Il a surtout cessé de se prendre pour une victime, d’avancer « innocemment » en marchant sur des pieds sensibles et s’étonnant des réactions. Il ne dira plus: « Une grande peur s'était répandue sur le pays : Aryeh Dehri, le président du Shas, un Mizrahi, un marocain, un haredi (observant) qui réussissait, n'allait pas se contenter de représenter les séfarades ultra-orthodoxes de Bnei-Brak et de Jérusalem, mais allait s'adresser à l'ensemble des Mizrahim traditionalistes du pays. Les gens avaient le sentiment que la culture Mizrahi, qui avait été efficacement refoulée depuis l'établissement de l'Etat, était en train de se réveiller ; que la culture laïque ashkénaze était menacée, en raison du grand nombre de Mizrahim et de la jonction possible avec les haredim ashkénazes. Par conséquent, ils [?] ont décidé que Dehri posait un danger et ont décidé de se débarrasser de lui »[13].
Non parce que c’était faux, bien au contraire : Aryeh Dehri fait toujours aussi peur et s’est vu, il y a peu, appliquer rétrospectivement une curieuse loi (allongeant de 2 ans le délai d’inéligibilité à la suite d’une condamnation et votée après son incarcération[14]), qui l’a empêché de se présenter aux élections à la Mairie de Jérusalem – pour lesquelles il avait reçu le soutien du rav Ovadia Yossef et du rav [Yossef Shalom] Elyashiv [15] (successeur du rav Shach) mais aussi, beaucoup plus inattendu, celui de l’ancien adjoint de Teddy Kollek à la mairie Maire de Jérusalem, le très gauchisant Meron Benvenisti[16]. – Preuve qu’il a mûri : il a demandé expressément au Conseil des Sages de la Torah de ne pas intervenir pour que la décision de l’écarter soit rapportée.
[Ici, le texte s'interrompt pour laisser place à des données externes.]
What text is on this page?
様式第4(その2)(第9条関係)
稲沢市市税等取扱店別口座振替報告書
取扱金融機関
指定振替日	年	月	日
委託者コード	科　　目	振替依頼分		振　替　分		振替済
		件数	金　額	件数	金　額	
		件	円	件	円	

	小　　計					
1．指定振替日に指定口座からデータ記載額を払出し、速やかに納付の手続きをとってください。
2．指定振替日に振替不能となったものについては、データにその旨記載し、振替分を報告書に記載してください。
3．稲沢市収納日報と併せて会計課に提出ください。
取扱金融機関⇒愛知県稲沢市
Il ne le dira plus parce qu’il sait désormais, comme tout étudiant de Sciences-Po (!), que la légitimité d’une ambition politique, mais aussi la pertinence d’une cause, la valeur d’un enjeu, se mesurent d’abord à la vigueur de l’hostilité interne, « professionnelle », qu’elle suscite. – Le Grand Timonier disait en substance : « C’est une bonne chose que d’être attaqué par l’ennemi ; cela prouve qu’on lui fait mal »…
Nul doute qu’il faudra bientôt compter de nouveau avec Aryeh Dehri, et l’ensemble du paysage politique israélien pourrait bien s’en trouver bouleversé.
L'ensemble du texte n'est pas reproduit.